Polisi kemudian menggeledah tas milik pelaku yang berinisial HA (31). Di dalam tas tersebut ditemukan sejumlah alat kejahatan, termasuk dua bilah pisau dan satu kunci pas.
“Saat kami melakukan penggeledahan tas pada barang miliknya menemukan alat-alat sarana pelaku yang digunakan kejahatan yaitu dua bilah pisau, dan satu kunci pas yang digunakan untuk mencongkel dan barang bukti lainnya. Dari situ kita timbul kecurigaan bahwa pisau ini adalah pisau yang digunakan untuk menusuk korban pada TKP pertama,” ujarnya.
Penyidik Polres Cilegon segera membawa pisau tersebut untuk dilakukan pemeriksaan forensik. Hasilnya, ditemukan bercak darah pada pisau yang DNA-nya identik dengan korban A.
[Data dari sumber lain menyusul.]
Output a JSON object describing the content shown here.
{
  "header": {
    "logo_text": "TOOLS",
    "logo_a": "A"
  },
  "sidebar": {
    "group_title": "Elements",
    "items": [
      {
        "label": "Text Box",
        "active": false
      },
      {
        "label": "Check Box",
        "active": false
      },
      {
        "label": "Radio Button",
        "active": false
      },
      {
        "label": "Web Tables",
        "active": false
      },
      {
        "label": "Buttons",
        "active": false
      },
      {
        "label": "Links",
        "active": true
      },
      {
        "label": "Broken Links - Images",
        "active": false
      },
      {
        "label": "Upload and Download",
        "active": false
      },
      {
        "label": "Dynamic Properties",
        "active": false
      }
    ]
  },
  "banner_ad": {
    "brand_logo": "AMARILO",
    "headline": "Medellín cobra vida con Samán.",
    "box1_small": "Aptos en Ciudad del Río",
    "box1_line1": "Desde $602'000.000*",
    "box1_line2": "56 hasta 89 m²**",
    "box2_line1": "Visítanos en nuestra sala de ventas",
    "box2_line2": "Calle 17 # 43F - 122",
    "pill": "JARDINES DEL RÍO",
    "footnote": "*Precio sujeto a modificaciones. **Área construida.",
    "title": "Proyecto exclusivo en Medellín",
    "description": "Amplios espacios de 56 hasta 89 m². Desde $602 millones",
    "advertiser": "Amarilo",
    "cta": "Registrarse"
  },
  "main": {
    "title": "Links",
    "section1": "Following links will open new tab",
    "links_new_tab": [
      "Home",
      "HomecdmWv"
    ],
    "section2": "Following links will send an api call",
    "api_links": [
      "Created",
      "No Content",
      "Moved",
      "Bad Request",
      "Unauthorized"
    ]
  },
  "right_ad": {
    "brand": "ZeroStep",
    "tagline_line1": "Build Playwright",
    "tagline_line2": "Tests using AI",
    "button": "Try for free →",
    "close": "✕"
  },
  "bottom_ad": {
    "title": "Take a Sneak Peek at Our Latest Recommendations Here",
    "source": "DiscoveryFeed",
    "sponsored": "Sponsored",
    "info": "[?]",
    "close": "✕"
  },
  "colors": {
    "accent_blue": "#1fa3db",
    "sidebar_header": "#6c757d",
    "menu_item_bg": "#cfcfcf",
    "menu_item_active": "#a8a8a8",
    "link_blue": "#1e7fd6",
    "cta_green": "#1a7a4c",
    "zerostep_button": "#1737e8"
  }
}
“Pada sore itu juga penyidik Polres Cilegon membawa pisau untuk dilakukan secara biologis forensik di Puslabfor, dan hasilnya alhamdulillah dari pisau yang ditemukan pada pelaku ini masih tertinggal bercak darah yang mana darah tersebut ada DNA yang identik dengan korban saudara A sembilan tahun,” imbuhnya.
Tersangka Ditetapkan
Dengan adanya bukti kuat dari rekaman CCTV dan hasil uji DNA pada pisau, HA ditetapkan sebagai tersangka. Pelaku juga telah mengakui perbuatannya.
“Sehingga tidak dapat terbantahkan lagi bahwa yang bersangkutan adalah yang melakukan pembunuhan pada TKP pertama, kemudian dengan hasil pemeriksaan runut memang sudah diakui, bahwa yang bersangkutan yang melakukan pembunuhan,” pungkasnya.